Les formations relatives à la lutte contre le blanchiment de capitaux se poursuit pour le Service de renseignements financiers (Samifin). Après les institutions financières et les  entreprises, c’est au tour des magistrats de la Cour suprême et de la Chaîne pénale anti-corruption de bénéficier d’un atelier de formation octroyé par l’organe avec l’appui du Comesa.

« On dit habituellement qu’il n’y a jamais de sanctions pour les faits de corruption, mais ce n’est pas le cas » a indiqué le Dg du Samifin, Boto Tsara Dia Lamina, hier à l’hôtel Ibis Ankorondrano. « Les enquêtes doivent être traitées comme il faut et nous allons faire en sorte que ces sanctions soient bien appliquées », a-t-il souligné. Ces sanctions vont des peines d’emprisonnement aux travaux forcés à perpétuité. Néanmoins, les autorités procèderont également à la réquisition des biens obtenus par le blanchiment d’argent.

Certains points font pourtant obstacle à l’application des sanctions du fait du déroulement des enquêtes.
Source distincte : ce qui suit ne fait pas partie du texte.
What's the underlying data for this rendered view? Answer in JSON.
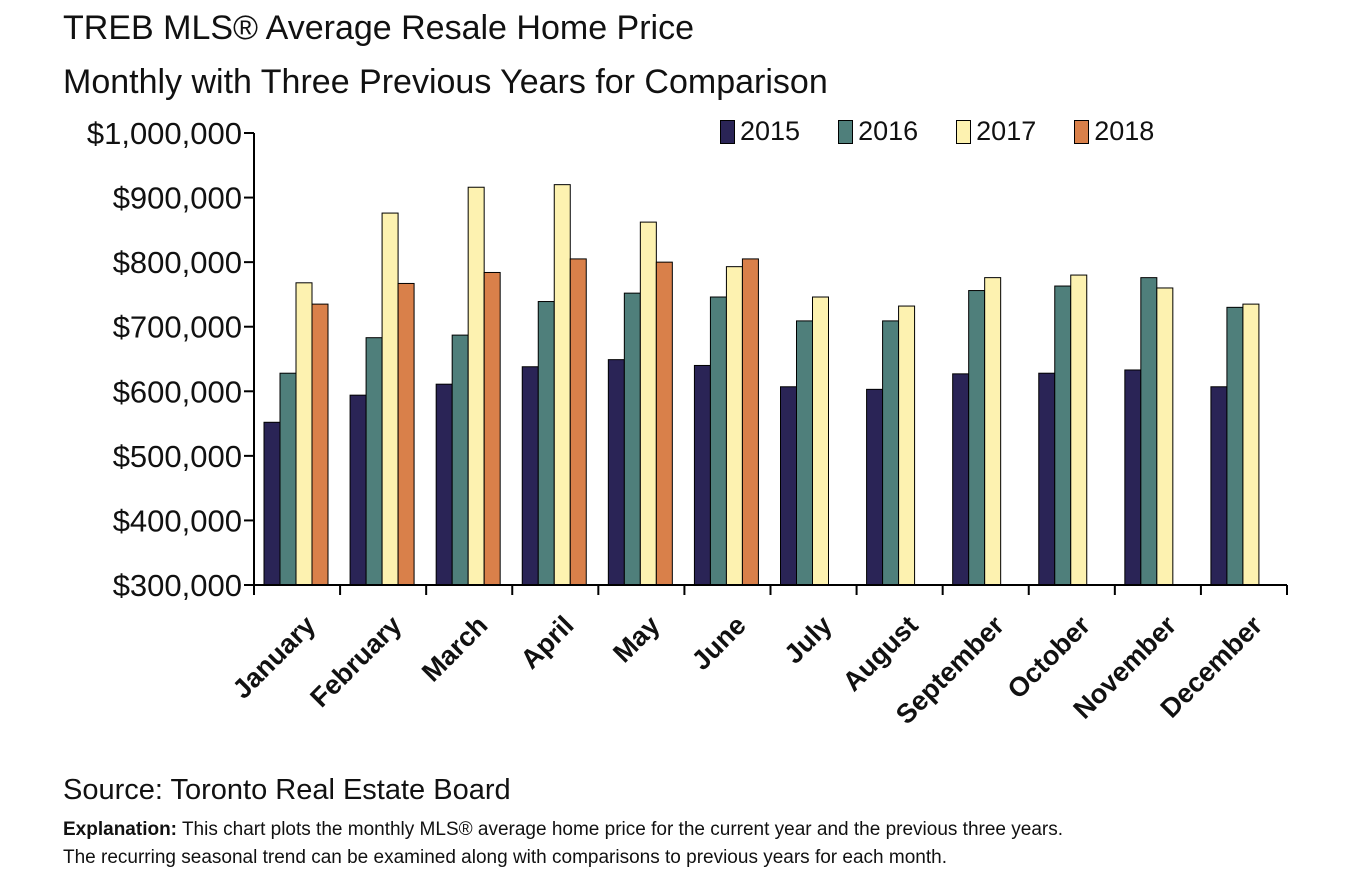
{
  "title_line1": "TREB MLS® Average Resale Home Price",
  "title_line2": "Monthly with Three Previous Years for Comparison",
  "source": "Source: Toronto Real Estate Board",
  "explanation_label": "Explanation:",
  "explanation_line1": " This chart plots the monthly MLS® average home price for the current year and the previous three years.",
  "explanation_line2": "The recurring seasonal trend can be examined along with comparisons to previous years for each month.",
  "colors": {
    "2015": "#2a2456",
    "2016": "#4f7f7b",
    "2017": "#fdf2b0",
    "2018": "#d9804a"
  },
  "chart_data": {
    "type": "bar",
    "categories": [
      "January",
      "February",
      "March",
      "April",
      "May",
      "June",
      "July",
      "August",
      "September",
      "October",
      "November",
      "December"
    ],
    "series": [
      {
        "name": "2015",
        "values": [
          552000,
          594000,
          611000,
          638000,
          649000,
          640000,
          607000,
          603000,
          627000,
          628000,
          633000,
          607000
        ]
      },
      {
        "name": "2016",
        "values": [
          628000,
          683000,
          687000,
          739000,
          752000,
          746000,
          709000,
          709000,
          756000,
          763000,
          776000,
          730000
        ]
      },
      {
        "name": "2017",
        "values": [
          768000,
          876000,
          916000,
          920000,
          862000,
          793000,
          746000,
          732000,
          776000,
          780000,
          760000,
          735000
        ]
      },
      {
        "name": "2018",
        "values": [
          735000,
          767000,
          784000,
          805000,
          800000,
          805000,
          null,
          null,
          null,
          null,
          null,
          null
        ]
      }
    ],
    "ylim": [
      300000,
      1000000
    ],
    "yticks": [
      "$300,000",
      "$400,000",
      "$500,000",
      "$600,000",
      "$700,000",
      "$800,000",
      "$900,000",
      "$1,000,000"
    ],
    "legend": "top-right",
    "grid": false
  }
}
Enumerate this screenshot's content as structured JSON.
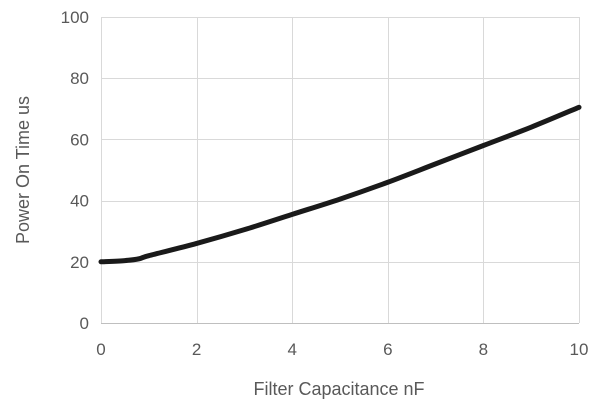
{
  "chart_data": {
    "type": "line",
    "title": "",
    "xlabel": "Filter Capacitance nF",
    "ylabel": "Power On Time us",
    "xlim": [
      0,
      10
    ],
    "ylim": [
      0,
      100
    ],
    "x_ticks": [
      0,
      2,
      4,
      6,
      8,
      10
    ],
    "y_ticks": [
      0,
      20,
      40,
      60,
      80,
      100
    ],
    "grid": true,
    "legend": "none",
    "series": [
      {
        "color": "#1a1a1a",
        "x": [
          0,
          0.5,
          0.8,
          1,
          2,
          3,
          4,
          5,
          6,
          7,
          8,
          9,
          10
        ],
        "y": [
          20,
          20.4,
          21,
          22,
          26,
          30.5,
          35.5,
          40.5,
          46,
          52,
          58,
          64,
          70.5
        ]
      }
    ]
  }
}
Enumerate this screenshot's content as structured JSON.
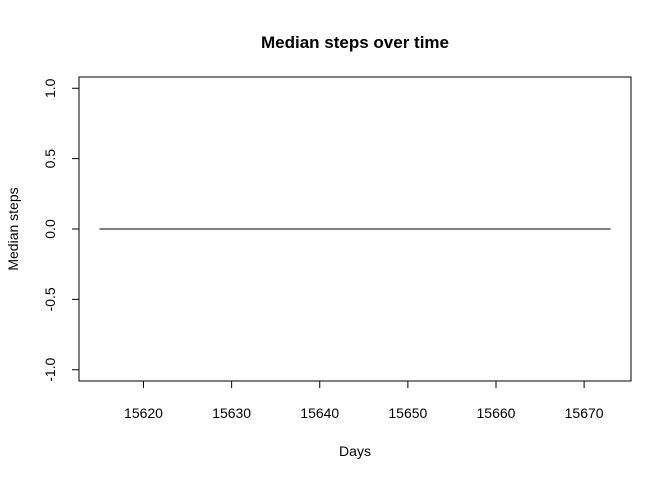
{
  "chart_data": {
    "type": "line",
    "title": "Median steps over time",
    "xlabel": "Days",
    "ylabel": "Median steps",
    "xlim": [
      15612.68,
      15675.32
    ],
    "ylim": [
      -1.08,
      1.08
    ],
    "x_ticks": [
      15620,
      15630,
      15640,
      15650,
      15660,
      15670
    ],
    "y_ticks": [
      -1.0,
      -0.5,
      0.0,
      0.5,
      1.0
    ],
    "y_tick_labels": [
      "-1.0",
      "-0.5",
      "0.0",
      "0.5",
      "1.0"
    ],
    "series": [
      {
        "x": [
          15615,
          15673
        ],
        "y": [
          0,
          0
        ],
        "color": "#000000"
      }
    ],
    "grid": false,
    "legend": "none"
  }
}
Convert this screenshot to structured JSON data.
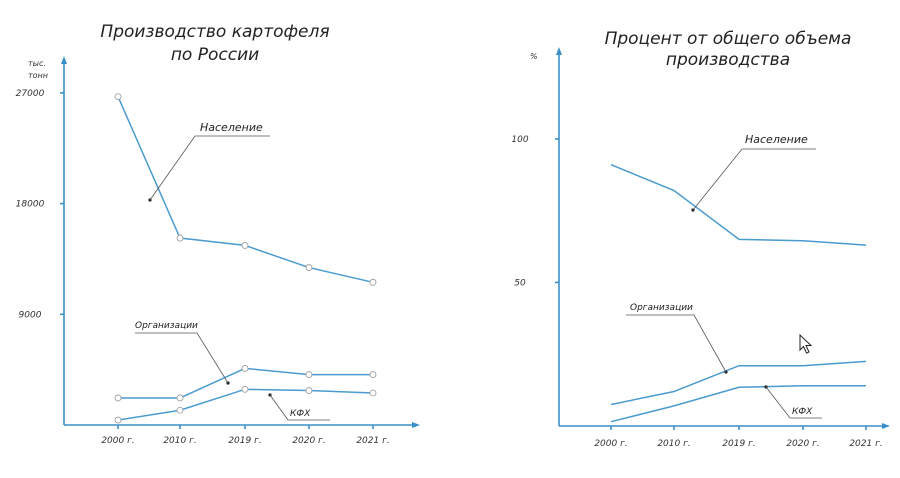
{
  "chart_data": [
    {
      "type": "line",
      "title_lines": [
        "Производство картофеля",
        "по России"
      ],
      "unit_lines": [
        "тыс.",
        "тонн"
      ],
      "categories": [
        "2000 г.",
        "2010 г.",
        "2019 г.",
        "2020 г.",
        "2021 г."
      ],
      "yticks": [
        27000,
        18000,
        9000
      ],
      "ylim": [
        0,
        30000
      ],
      "markers": true,
      "series": [
        {
          "name": "Население",
          "values": [
            26700,
            15200,
            14600,
            12800,
            11600
          ]
        },
        {
          "name": "Организации",
          "values": [
            2200,
            2200,
            4600,
            4100,
            4100
          ]
        },
        {
          "name": "КФХ",
          "values": [
            400,
            1200,
            2900,
            2800,
            2600
          ]
        }
      ]
    },
    {
      "type": "line",
      "title_lines": [
        "Процент от общего объема",
        "производства"
      ],
      "unit_lines": [
        "%"
      ],
      "categories": [
        "2000 г.",
        "2010 г.",
        "2019 г.",
        "2020 г.",
        "2021 г."
      ],
      "yticks": [
        100,
        50
      ],
      "ylim": [
        0,
        132
      ],
      "markers": false,
      "series": [
        {
          "name": "Население",
          "values": [
            91,
            82,
            65,
            64.5,
            63
          ]
        },
        {
          "name": "Организации",
          "values": [
            7.5,
            12,
            21,
            21,
            22.5
          ]
        },
        {
          "name": "КФХ",
          "values": [
            1.5,
            7,
            13.5,
            14,
            14
          ]
        }
      ]
    }
  ]
}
Le DG du Samifin cite ainsi quelques exemples comme les difficultés de déplacement dans les provinces ou encore l’attente des sessions spéciales lorsque les faits sont qualifiés de crime.

Dans tous les cas, Boto Tsara Dia Lamina estime que les procès pour corruption doivent être traités par des magistrats spécialisés. D’où l’objectif de la formation d’hier. 45 participants étaient présents depuis lundi jusqu’à hier, à savoir les différents chefs de cour d’appel et de juridiction des 6 chefs-lieux de province, les magistrats de la Chaîne pénale, les services de police judiciaire et économique, la direction de la police judiciaire au sein de la Gendarmerie nationale ainsi que des membres du Bianco et du Samifin.